Chip Dunham
A native of LaCrosse, Wis., Chip Dunham started his cartooning career in his early 20s when he decided to try his hand at magazine cartooning. Although he had no previous experience, the Milwaukee Journal Sentinel's Sunday magazine purchased six of the first 12 cartoons he produced. Several other publications also purchased his work, and Chip began to have recurring fantasies about becoming a regular cartoonist for The New Yorker.
The New Yorker saw things a little differently, however, and the speed with which his submissions were returned gave Dunham a new appreciation for the efficiency of both Federal Express and the magazine's staff.
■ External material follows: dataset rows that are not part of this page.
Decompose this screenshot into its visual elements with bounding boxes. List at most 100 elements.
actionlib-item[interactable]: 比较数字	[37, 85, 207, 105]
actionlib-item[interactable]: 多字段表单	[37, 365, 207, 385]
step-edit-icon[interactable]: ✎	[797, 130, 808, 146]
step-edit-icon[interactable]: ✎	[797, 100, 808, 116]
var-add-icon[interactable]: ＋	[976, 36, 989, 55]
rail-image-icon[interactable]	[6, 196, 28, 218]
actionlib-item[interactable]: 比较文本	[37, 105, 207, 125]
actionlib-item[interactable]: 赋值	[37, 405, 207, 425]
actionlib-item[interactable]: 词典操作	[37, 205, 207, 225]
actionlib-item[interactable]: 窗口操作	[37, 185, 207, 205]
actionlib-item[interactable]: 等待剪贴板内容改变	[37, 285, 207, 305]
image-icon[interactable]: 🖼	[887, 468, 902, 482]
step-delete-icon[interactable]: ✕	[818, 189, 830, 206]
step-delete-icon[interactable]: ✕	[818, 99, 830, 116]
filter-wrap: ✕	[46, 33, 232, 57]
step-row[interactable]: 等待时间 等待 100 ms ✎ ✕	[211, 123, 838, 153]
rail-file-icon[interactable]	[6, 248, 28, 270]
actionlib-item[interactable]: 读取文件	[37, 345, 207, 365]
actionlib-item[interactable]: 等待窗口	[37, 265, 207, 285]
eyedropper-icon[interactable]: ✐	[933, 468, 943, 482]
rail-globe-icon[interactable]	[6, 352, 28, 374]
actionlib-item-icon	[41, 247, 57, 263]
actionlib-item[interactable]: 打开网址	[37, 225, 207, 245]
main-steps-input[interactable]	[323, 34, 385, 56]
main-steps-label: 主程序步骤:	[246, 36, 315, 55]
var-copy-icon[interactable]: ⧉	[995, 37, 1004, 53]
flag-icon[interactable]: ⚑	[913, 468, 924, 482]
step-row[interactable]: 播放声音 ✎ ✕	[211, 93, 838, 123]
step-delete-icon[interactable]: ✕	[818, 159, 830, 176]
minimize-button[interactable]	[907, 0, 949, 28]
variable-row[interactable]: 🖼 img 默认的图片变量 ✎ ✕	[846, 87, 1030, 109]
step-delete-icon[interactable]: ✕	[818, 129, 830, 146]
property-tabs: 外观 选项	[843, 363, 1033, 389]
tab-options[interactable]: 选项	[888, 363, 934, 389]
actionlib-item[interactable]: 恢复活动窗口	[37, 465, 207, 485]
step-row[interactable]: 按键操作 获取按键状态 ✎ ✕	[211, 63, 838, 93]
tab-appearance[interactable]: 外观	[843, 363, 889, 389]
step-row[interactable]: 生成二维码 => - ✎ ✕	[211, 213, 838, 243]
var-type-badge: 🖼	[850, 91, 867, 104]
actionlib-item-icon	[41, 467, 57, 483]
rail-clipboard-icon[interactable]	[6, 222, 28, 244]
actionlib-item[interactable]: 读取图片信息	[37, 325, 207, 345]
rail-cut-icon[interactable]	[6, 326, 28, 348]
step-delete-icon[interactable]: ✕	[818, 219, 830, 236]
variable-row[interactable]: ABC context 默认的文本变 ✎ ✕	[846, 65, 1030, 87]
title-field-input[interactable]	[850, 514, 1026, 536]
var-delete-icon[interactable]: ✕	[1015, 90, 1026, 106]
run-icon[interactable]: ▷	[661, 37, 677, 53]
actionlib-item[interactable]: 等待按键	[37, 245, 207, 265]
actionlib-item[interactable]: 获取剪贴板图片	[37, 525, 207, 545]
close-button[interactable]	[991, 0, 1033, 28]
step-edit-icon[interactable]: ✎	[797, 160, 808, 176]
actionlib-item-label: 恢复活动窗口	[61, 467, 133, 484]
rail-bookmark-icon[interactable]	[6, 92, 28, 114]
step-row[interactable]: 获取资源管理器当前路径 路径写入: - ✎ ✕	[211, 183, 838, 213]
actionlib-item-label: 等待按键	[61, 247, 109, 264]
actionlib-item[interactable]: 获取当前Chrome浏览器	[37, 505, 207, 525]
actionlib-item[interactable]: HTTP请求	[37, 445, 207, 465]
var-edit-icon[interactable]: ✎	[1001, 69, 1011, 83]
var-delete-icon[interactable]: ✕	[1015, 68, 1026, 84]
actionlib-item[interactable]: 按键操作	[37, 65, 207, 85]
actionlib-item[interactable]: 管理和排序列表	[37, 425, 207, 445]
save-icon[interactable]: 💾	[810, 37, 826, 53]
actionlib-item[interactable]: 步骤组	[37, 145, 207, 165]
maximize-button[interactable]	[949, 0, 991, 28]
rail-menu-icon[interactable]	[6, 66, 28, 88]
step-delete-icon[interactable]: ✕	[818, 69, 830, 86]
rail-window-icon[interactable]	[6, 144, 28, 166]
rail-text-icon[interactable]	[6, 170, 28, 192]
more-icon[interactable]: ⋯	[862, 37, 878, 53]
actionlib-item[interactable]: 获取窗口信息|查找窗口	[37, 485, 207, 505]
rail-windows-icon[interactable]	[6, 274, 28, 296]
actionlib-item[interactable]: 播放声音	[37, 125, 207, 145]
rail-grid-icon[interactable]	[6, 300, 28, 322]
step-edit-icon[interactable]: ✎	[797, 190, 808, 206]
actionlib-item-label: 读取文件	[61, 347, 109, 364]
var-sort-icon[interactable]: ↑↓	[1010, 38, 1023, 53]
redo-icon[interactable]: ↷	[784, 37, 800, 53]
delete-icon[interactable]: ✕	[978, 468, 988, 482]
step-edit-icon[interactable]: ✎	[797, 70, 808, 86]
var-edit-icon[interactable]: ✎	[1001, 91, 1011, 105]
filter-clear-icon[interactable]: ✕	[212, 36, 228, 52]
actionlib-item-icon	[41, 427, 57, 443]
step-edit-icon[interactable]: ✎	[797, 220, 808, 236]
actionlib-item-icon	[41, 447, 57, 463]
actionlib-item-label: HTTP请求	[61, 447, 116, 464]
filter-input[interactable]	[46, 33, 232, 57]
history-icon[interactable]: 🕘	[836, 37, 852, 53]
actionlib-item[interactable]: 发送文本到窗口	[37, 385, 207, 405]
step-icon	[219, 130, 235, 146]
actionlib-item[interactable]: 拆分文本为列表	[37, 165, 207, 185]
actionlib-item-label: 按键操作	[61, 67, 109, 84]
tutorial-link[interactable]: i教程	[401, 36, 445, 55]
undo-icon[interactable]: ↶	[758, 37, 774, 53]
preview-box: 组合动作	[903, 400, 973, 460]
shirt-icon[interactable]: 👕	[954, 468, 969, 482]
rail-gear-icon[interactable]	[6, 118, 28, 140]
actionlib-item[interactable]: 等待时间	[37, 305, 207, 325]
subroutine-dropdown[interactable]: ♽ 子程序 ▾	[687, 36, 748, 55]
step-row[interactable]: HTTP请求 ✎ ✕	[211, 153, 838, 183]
Discouraged, Dunham put cartooning aside and enrolled at the University of Wisconsin, where he received a journalism degree in 1980. After a year reporting for a small weekly paper, Dunham traded his reporter's notebook for a paintbrush and joined a friend's house painting business.
A few years (and several great tans) later, Dunham was lured back to humor writing when his brother asked him to help write gags for his standup comedy act. The experience reawakened Dunham's interest in cartooning, and in 1989 he began developing Overboard, which chronicles the misadventures of a band of lovable, loutish pirates. In 1990, after turning down contract offers from three other syndicates, Dunham teamed up with Universal Press Syndicate to launch the strip. Overboard was nominated for Best Comic Strip in 1993 by the members of the National Cartoonists Society.
Dunham lives in Beverly Hills, Mich., with his black lab, Basil. His hobbies include erasing.